Fulham have committed more on new signings, especially in the summer of 2018, but they are located in a congested market where some of the world’s biggest clubs dominate attention. Khan has previously spoken of the £100m+ outlay four summers ago as a mistake that will not be repeated and the coming transfer window will see a far more measured approach.
“Norwich achieved economic profits in six out of the past ten years,” John Purcell of financial analysts vysyble says. “That’s unusual in football but every time they get promoted they are invariably profitable. The season they are relegated they will make a loss but avail of parachute payments. A third of promoted clubs get relegated in the first season.
“If you look at Fulham’s record they ring a lot of alarm bells. The challenge is to buy well and try not to spend a humongous amount doing that but the odds are stacked against you. You’ve a one in three chance of going down and we can see from Fulham’s track record that they do tend to spend.”
And yet the Fulham squad that has torn the second tier apart this season cost £158m, far ahead of Bournemouth in second. Play-off bound Luton Town fans will take pleasure in pointing out the scale of their achievement with a squad that cost £1.5m.
Finding a solution that levels the playing field seems impossible because of the disparity between competing interests. Rick Parry, the EFL chief executive, wants the system reformed but recently admitted that they “haven’t got very far in discussions with the Premier League” adding “that’s not entirely surprising.”
There had been hopes that Tracey Crouch’s now maligned fan-led review would bring about change but despite vows from government to introduce an independent regulator it is not in today’s Queen’s Speech and opposition MPs believe the plans have been “kicked into the long grass.”
“Somewhat disappointingly [the review] sat on the fence, saying it was up to the Premier League and EFL to sort [parachute payments] between themselves and if they can’t then the independent regulator should be there as a moderator or decision maker,” Winn adds.
“No action has been taken from the review.
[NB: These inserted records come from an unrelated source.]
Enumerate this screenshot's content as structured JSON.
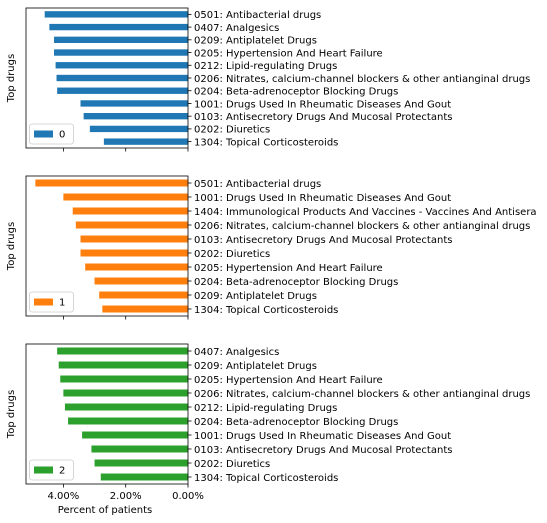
{
  "chart_data": [
    {
      "type": "bar",
      "orientation": "horizontal",
      "ylabel": "Top drugs",
      "xlabel": "",
      "xlim": [
        0,
        5.2
      ],
      "x_inverted": true,
      "xticks": [
        4,
        2,
        0
      ],
      "xtick_labels": [
        "",
        "",
        ""
      ],
      "color": "#1f77b4",
      "legend": {
        "label": "0",
        "placement": "lower-left"
      },
      "categories": [
        "0501: Antibacterial drugs",
        "0407: Analgesics",
        "0209: Antiplatelet Drugs",
        "0205: Hypertension And Heart Failure",
        "0212: Lipid-regulating Drugs",
        "0206: Nitrates, calcium-channel blockers & other antianginal drugs",
        "0204: Beta-adrenoceptor Blocking Drugs",
        "1001: Drugs Used In Rheumatic Diseases And Gout",
        "0103: Antisecretory Drugs And Mucosal Protectants",
        "0202: Diuretics",
        "1304: Topical Corticosteroids"
      ],
      "values": [
        4.6,
        4.45,
        4.3,
        4.3,
        4.25,
        4.22,
        4.2,
        3.45,
        3.35,
        3.15,
        2.7
      ]
    },
    {
      "type": "bar",
      "orientation": "horizontal",
      "ylabel": "Top drugs",
      "xlabel": "",
      "xlim": [
        0,
        5.2
      ],
      "x_inverted": true,
      "xticks": [
        4,
        2,
        0
      ],
      "xtick_labels": [
        "",
        "",
        ""
      ],
      "color": "#ff7f0e",
      "legend": {
        "label": "1",
        "placement": "lower-left"
      },
      "categories": [
        "0501: Antibacterial drugs",
        "1001: Drugs Used In Rheumatic Diseases And Gout",
        "1404: Immunological Products And Vaccines - Vaccines And Antisera",
        "0206: Nitrates, calcium-channel blockers & other antianginal drugs",
        "0103: Antisecretory Drugs And Mucosal Protectants",
        "0202: Diuretics",
        "0205: Hypertension And Heart Failure",
        "0204: Beta-adrenoceptor Blocking Drugs",
        "0209: Antiplatelet Drugs",
        "1304: Topical Corticosteroids"
      ],
      "values": [
        4.9,
        4.0,
        3.7,
        3.6,
        3.45,
        3.45,
        3.3,
        3.0,
        2.85,
        2.75
      ]
    },
    {
      "type": "bar",
      "orientation": "horizontal",
      "ylabel": "Top drugs",
      "xlabel": "Percent of patients",
      "xlim": [
        0,
        5.2
      ],
      "x_inverted": true,
      "xticks": [
        4,
        2,
        0
      ],
      "xtick_labels": [
        "4.00%",
        "2.00%",
        "0.00%"
      ],
      "color": "#2ca02c",
      "legend": {
        "label": "2",
        "placement": "lower-left"
      },
      "categories": [
        "0407: Analgesics",
        "0209: Antiplatelet Drugs",
        "0205: Hypertension And Heart Failure",
        "0206: Nitrates, calcium-channel blockers & other antianginal drugs",
        "0212: Lipid-regulating Drugs",
        "0204: Beta-adrenoceptor Blocking Drugs",
        "1001: Drugs Used In Rheumatic Diseases And Gout",
        "0103: Antisecretory Drugs And Mucosal Protectants",
        "0202: Diuretics",
        "1304: Topical Corticosteroids"
      ],
      "values": [
        4.2,
        4.15,
        4.1,
        4.0,
        3.95,
        3.85,
        3.4,
        3.1,
        3.0,
        2.8
      ]
    }
  ]
}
There’s no tangible suggestion within the review and it could be some time before we have anything on the table because even a suggestion of a fairer system… if you’re coming up with a fairer mechanism to make it more evenly distributed then what were parachutes raison d'etre? To soften Premier League relegation.
“Obligatory or enhanced levels of relegation causes might be a better option to soften the blow and remove the need for parachute payments in the first place. But relegation clauses have a practical care aspect. It’s easier said than done because some players might not want to sign a contract with a mandatory reduction on their wage levels if relegated.”
The super clubs who draw significantly more global attention, therefore revenue, will not allow an even distribution model and any new system would need to be agreed by at least 14 Premier League clubs.
Instead a whole new way of thinking must be introduced where clubs are rewarded for their sustainability – as promoted by the Fair Game coalition – but, again, there will not be sufficient willpower from the biggest earner.
“You’ll always have big clubs and not so big clubs,” Purcell adds. “The key thing, a consistent theme for years, is that clubs are simply not profitable. So you have questions of sustainability. It’s rare for clubs with parachute payments to make a profit so all it does is compel you to spend more money and if you have other clubs availing of the same payments then that is your competitive set.
“Financial sustainability is an operational characteristic that needs to be changed. The parachute system proves that no matter how much money you throw at a club there will always be more to throw. The solution must go back to the most basic point: what’s required to make a club profitable?”
In an industry where the on-field winners routinely lose financially, that is the great unanswered question. The reality for English football’s middle class is that, with few exceptions, what goes up must come down.